Knowledge x Motivation/Resistance = Change

and there is the scientific backdrop behind Caroline’s comments.


Kathryn Britton 7 October 2013 - 10:26 am

Wow, Todd. Thanks for taking the time to help us all navigate the literature.


tiggy 9 October 2013 - 9:40 am


Two Cochrane Reviews that question the stages of change model

Cahill, K; Lancaster, T; Green, N. Stage-based interventions for smoking cessation. Cochrane Database Syst Rev. 2010

Tuah, N; Amiel, C; Qureshi, S; Car, J; Kaur, B; Majeed, A. Transtheoretical model for dietary and physical exercise modification in weight loss management for overweight and obese adults. 2011

The critic on wikipedia summarises the major issues with the model see http://en.wikipedia.org/wiki/Transtheoretical_model

Todd Kashdan 11 October 2013 - 2:33 pm

the critics on wikipedia bring up good points.

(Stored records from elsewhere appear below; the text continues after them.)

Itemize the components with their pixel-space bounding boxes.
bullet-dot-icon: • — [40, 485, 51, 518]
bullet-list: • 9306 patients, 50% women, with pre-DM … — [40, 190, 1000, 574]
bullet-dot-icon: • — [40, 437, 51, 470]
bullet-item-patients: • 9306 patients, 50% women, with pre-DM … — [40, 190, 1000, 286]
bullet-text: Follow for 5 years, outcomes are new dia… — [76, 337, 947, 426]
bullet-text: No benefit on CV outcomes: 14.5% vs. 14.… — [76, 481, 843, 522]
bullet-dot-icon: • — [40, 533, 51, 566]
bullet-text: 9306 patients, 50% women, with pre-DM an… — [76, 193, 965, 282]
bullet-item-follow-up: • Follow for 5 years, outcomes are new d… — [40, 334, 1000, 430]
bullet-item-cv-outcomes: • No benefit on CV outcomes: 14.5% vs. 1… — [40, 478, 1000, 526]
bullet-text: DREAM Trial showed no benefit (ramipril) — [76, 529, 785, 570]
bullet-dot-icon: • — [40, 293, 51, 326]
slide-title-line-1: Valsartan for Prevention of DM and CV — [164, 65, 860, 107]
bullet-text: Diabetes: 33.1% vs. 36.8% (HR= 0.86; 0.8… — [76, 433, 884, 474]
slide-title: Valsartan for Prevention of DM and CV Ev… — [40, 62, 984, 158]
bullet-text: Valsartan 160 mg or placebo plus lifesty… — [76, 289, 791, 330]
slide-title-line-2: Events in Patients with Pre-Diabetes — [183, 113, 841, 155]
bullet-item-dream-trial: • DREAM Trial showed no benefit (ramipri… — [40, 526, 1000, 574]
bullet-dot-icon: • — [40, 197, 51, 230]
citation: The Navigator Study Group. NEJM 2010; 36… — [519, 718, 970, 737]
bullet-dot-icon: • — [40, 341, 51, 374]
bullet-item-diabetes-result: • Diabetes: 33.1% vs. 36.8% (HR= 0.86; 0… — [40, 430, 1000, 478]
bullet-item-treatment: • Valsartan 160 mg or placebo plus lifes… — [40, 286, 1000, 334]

I suspect like myself, Caroline views the stages of change as a continuum and people are not rats that wheel through each subsequent stage in order.

as an analogy, read:
Ryan, R. M., & Deci, E. L. (2000). Self-determination theory and the facilitation of intrinsic motivation, social development, and well-being. American psychologist, 55(1), 68-78.

p. 72, Ryan and Deci list different types of motivation from amotivation to intrinsic motivation as a framework to aid our understanding of human behavior. But they will tell you its a continuum and anybody can be at any spot and at skip to any other spot. Stages of change is the same way.

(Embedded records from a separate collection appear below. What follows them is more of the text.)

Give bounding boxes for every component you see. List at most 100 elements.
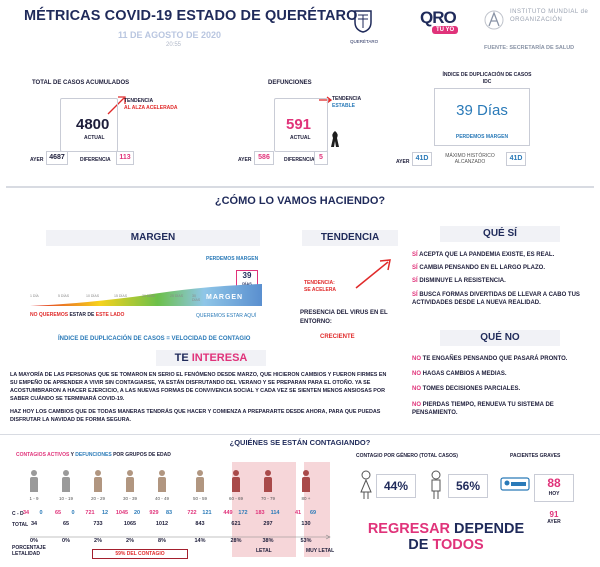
age-label: 50 - 59	[192, 496, 207, 501]
total-count: 733	[93, 521, 103, 527]
trend-flat-arrow-icon	[319, 96, 332, 104]
no-item-text: PIERDAS TIEMPO, RENUEVA TU SISTEMA DE PE…	[412, 402, 554, 416]
institute-name: INSTITUTO MUNDIAL de ORGANIZACIÓN	[510, 9, 589, 23]
contagion-note: 59% DEL CONTAGIO	[92, 549, 188, 559]
no-item-text: TOMES DECISIONES PARCIALES.	[422, 386, 521, 392]
person-head	[63, 470, 69, 476]
who-title: ¿QUIÉNES SE ESTÁN CONTAGIANDO?	[0, 434, 600, 447]
age-label: 40 - 49	[154, 496, 169, 501]
total-count: 130	[301, 521, 311, 527]
cases-yesterday-label: AYER	[30, 157, 44, 163]
age-label: 70 - 79	[260, 496, 275, 501]
lethality-pct: 53%	[300, 538, 312, 544]
total-count: 65	[62, 521, 70, 527]
institute-logo: INSTITUTO MUNDIAL de ORGANIZACIÓN	[484, 6, 596, 46]
deaths-yesterday: 586	[254, 151, 274, 165]
person-body	[94, 477, 102, 492]
trend-up-arrow-icon	[107, 96, 126, 115]
person-head	[31, 470, 37, 476]
slogan-line-1: REGRESAR DEPENDE	[356, 521, 536, 537]
not-want-b: ESTAR DE	[69, 312, 95, 318]
header: MÉTRICAS COVID-19 ESTADO DE QUERÉTARO 11…	[0, 0, 600, 58]
interest-title-b: INTERESA	[191, 352, 248, 364]
person-body	[196, 477, 204, 492]
death-count: 20	[133, 510, 141, 516]
idc-yesterday: 41D	[412, 152, 432, 166]
lethality-pct: 14%	[194, 538, 206, 544]
person-body	[232, 477, 240, 492]
death-count: 172	[238, 510, 248, 516]
age-label: 1 - 9	[29, 496, 39, 501]
no-item-key: NO	[412, 371, 421, 377]
no-item-key: NO	[412, 402, 421, 408]
cases-yesterday: 4687	[46, 151, 68, 165]
person-head	[303, 470, 309, 476]
deaths-trend-text: ESTABLE	[332, 103, 355, 109]
cases-trend-label: TENDENCIA	[124, 98, 154, 104]
total-count: 621	[231, 521, 241, 527]
deaths-diff-label: DIFERENCIA	[284, 157, 315, 163]
legend-deaths: DEFUNCIONES	[75, 452, 112, 458]
age-legend: CONTAGIOS ACTIVOS Y DEFUNCIONES POR GRUP…	[16, 452, 171, 458]
person-icon	[59, 470, 73, 492]
cases-diff: 113	[116, 151, 134, 165]
margin-title: MARGEN	[46, 230, 260, 246]
no-item-key: NO	[412, 356, 421, 362]
lethality-pct: 8%	[158, 538, 166, 544]
severe-yesterday-label: AYER	[547, 519, 561, 525]
age-label: 60 - 69	[228, 496, 243, 501]
yes-item: SÍ BUSCA FORMAS DIVERTIDAS DE LLEVAR A C…	[412, 291, 592, 307]
person-head	[197, 470, 203, 476]
person-icon	[27, 470, 41, 492]
yes-item-text: BUSCA FORMAS DIVERTIDAS DE LLEVAR A CABO…	[412, 292, 580, 306]
lethality-pct: 0%	[62, 538, 70, 544]
person-body	[126, 477, 134, 492]
active-count: 721	[85, 510, 95, 516]
presence-label: PRESENCIA DEL VIRUS EN EL ENTORNO:	[300, 310, 388, 325]
deaths-value: 591	[286, 116, 312, 133]
lethal-label: LETAL	[256, 548, 272, 554]
person-body	[302, 477, 310, 492]
trend-text-b: SE ACELERA	[304, 287, 337, 293]
death-count: 114	[270, 510, 280, 516]
row-pct-label: PORCENTAJE LETALIDAD	[12, 545, 46, 557]
no-item: NO PIERDAS TIEMPO, RENUEVA TU SISTEMA DE…	[412, 401, 592, 417]
want-text: QUEREMOS ESTAR AQUÍ	[196, 313, 257, 319]
yes-list: SÍ ACEPTA QUE LA PANDEMIA EXISTE, ES REA…	[412, 252, 592, 307]
total-count: 843	[195, 521, 205, 527]
no-title: QUÉ NO	[440, 330, 560, 346]
margin-gradient-ramp	[30, 284, 262, 306]
interest-paragraph-2: HAZ HOY LOS CAMBIOS QUE DE TODAS MANERAS…	[10, 409, 381, 423]
deaths-label: DEFUNCIONES	[268, 80, 312, 86]
idc-code: IDC	[482, 79, 492, 85]
male-icon	[431, 470, 441, 499]
person-body	[30, 477, 38, 492]
queretaro-logo-text: QUERÉTARO	[350, 39, 379, 44]
no-item: NO TE ENGAÑES PENSANDO QUE PASARÁ PRONTO…	[412, 356, 592, 362]
no-item: NO TOMES DECISIONES PARCIALES.	[412, 386, 592, 392]
severe-today-box: 88 HOY	[534, 474, 574, 502]
person-head	[233, 470, 239, 476]
report-time: 20:55	[166, 42, 182, 48]
trend-title: TENDENCIA	[302, 230, 398, 246]
qro-logo: QRO TÚ YO	[420, 8, 466, 40]
age-label: 10 - 19	[58, 496, 73, 501]
active-count: 449	[223, 510, 233, 516]
person-body	[62, 477, 70, 492]
scale-tick: 20 DÍAS	[142, 294, 156, 298]
female-icon	[360, 470, 372, 499]
death-count: 12	[101, 510, 109, 516]
cases-frame	[60, 98, 118, 152]
deaths-trend-label: TENDENCIA	[332, 96, 362, 102]
no-item-text: HAGAS CAMBIOS A MEDIAS.	[422, 371, 507, 377]
idc-sub: PERDEMOS MARGEN	[455, 134, 509, 140]
person-icon	[123, 470, 137, 492]
presence-value: CRECIENTE	[320, 334, 355, 340]
death-count: 83	[165, 510, 173, 516]
lethality-pct: 2%	[126, 538, 134, 544]
margin-badge-unit: DÍAS	[242, 281, 252, 286]
interest-paragraph-1: LA MAYORÍA DE LAS PERSONAS QUE SE TOMARO…	[10, 372, 387, 402]
yes-item-text: CAMBIA PENSANDO EN EL LARGO PLAZO.	[419, 265, 546, 271]
person-icon	[155, 470, 169, 492]
total-count: 34	[30, 521, 38, 527]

If you want to understand the literature on stages of change, read the original articles, take your time and synthesize existing work instead of relying on wikipedia or 10 minutes on google scholar. And if you do go on wikipedia, don’t skip to the one section of critics to fits your assumption, read it all. You might learn something instead of trying to reify ideas from classes taken 10 years ago.


tiggy 11 October 2013 - 5:57 pm

Todd, a major assessment in final year undergrad psychology involved a critic of the transtheoretical model. So I am reasonably familiar with the literature.The conclusions were essentially the same as in the wikipedia critic.

My initial comment was a little sloppy. It should have read the stages of change model is overly {edited…} simplistic. This is like any staged model, e.g. the stages of grief. They tend to assume that everyone behaves in the same way.

Lynn Johnson 27 October 2013 - 8:17 am

Tiggy / Todd, re: stages of change, I am in the trenches and not an academic. My own understanding of stages of change comes from John Weakland / Steve deShazer. I have synthesized their ideas into Customer Status, seeing the stages as Visitor or Guest, Complainant (a concept that is not clear in other models), Shopper and Customer.

Now de Shazer liked to emphasize these are not states of being within the patient, but are rather relationship qualities between the patient and the therapist. In other words, we aren’t seeing what people are, we are seeing who we are when they are with us. I imagine that Prochaska sees them as stages within a person that must be worked through.

Similarly, deShazer saw “resistance” as the patient offering supervision to the therapist, who would be wise to heed it. That is, resistance doesn’t reside inside of but rather is an experience that emerges between two people.

My Customer Status Matrix has been helpful to therapists, but it is slippery since therapists tend to shift back into a fundamental attributional error, thinking that they are seeing people as they are, rather than seeing people as behaving this way because the therapist is in the room, being who he or she is.